|
You already know that too much sodium can raise your blood pressure, but did you know that that excess salt or sodium might also be an unfortunate ticket to osteoporosis, stomach cancer, stroke and coronary heart disease?
If want to ward off all of these ails, you'll need some sodium smarts. Don't let a mild or even bland taste trick you into thinking a food is low sodium. Many plain foods have sodium contents jumping off the charts. You'll need to look at food labels, websites and books to know how much sodium you're swallowing.
Could you guess that a fast-food chicken sandwich has nine times the sodium of a small order of salted French fries? When the salt is cooked into the food, the taste is hidden more than when it's sprinkled on top. Here are some more examples that may surprise you.
|
Food
|
Sodium (mg)
|
| McDonald's Grilled Chicken sandwich |
1240 |
| Subway 6-inch turkey sub |
1020 |
| 1 cup cottage cheese |
851 |
| 1 hot dog - 800 |
800 |
| Healthy Choice frozen meal |
600 |
| 1/2 cup Jell-O Instant pudding |
450 |
| 1 ounce American cheese |
430 |
| 1 pack of Quaker instant oatmeal |
270 |
| 1 ounce salted peanuts |
160 |
| McDonald's small fries |
135 |
| 1 cup broccoli |
29 |
| 1 large bell pepper |
6 |
| 1 medium tomato |
4 |
| 1 large apple |
2 |
Look up the sodium content (and any other nutrient) of your favorite food at http://www.nal.usda.gov/fnic/foodcomp/search/
Sodium Stats:
*The Institute of Medicine of the National Academies recommends no more than 2300 mg sodium per day, but many experts say less than 1500 mg is ideal.
*95% of men and 75% of women in the U.S. consume more than the maximum recommendation.

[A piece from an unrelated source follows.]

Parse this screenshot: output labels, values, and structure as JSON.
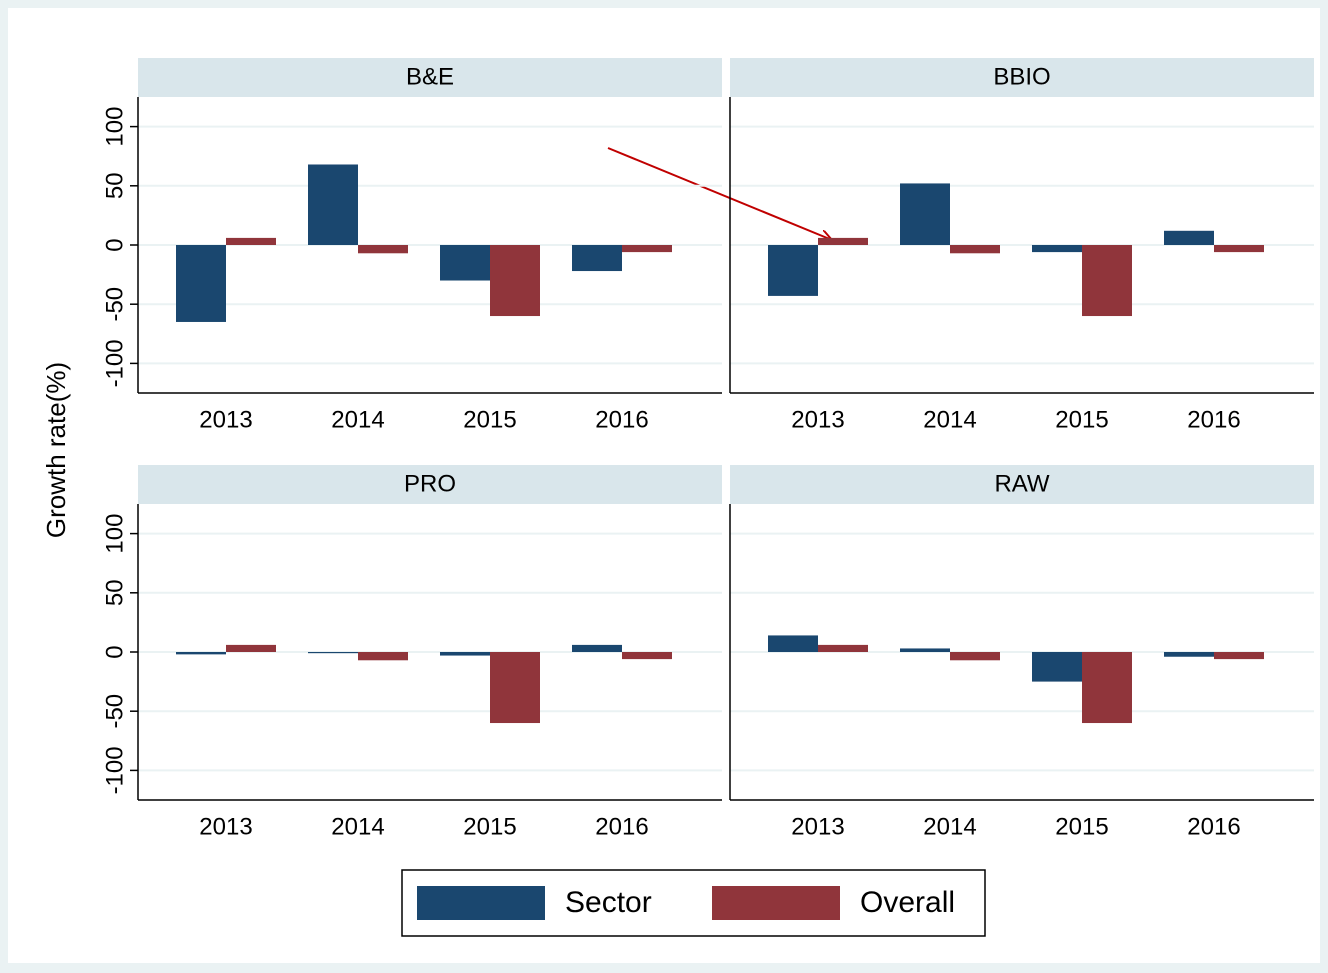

*If a food is labeled low sodium, a single serving contains no more than 140 mg sodium. Very low-sodium means that a serving has no more than 35 milligrams sodium, and a sodium-free food has no more than 5 milligrams sodium per serving.
*You can't go wrong with fruits and vegetables. They're loaded with disease-fighting nutrients and they're naturally low in sodium.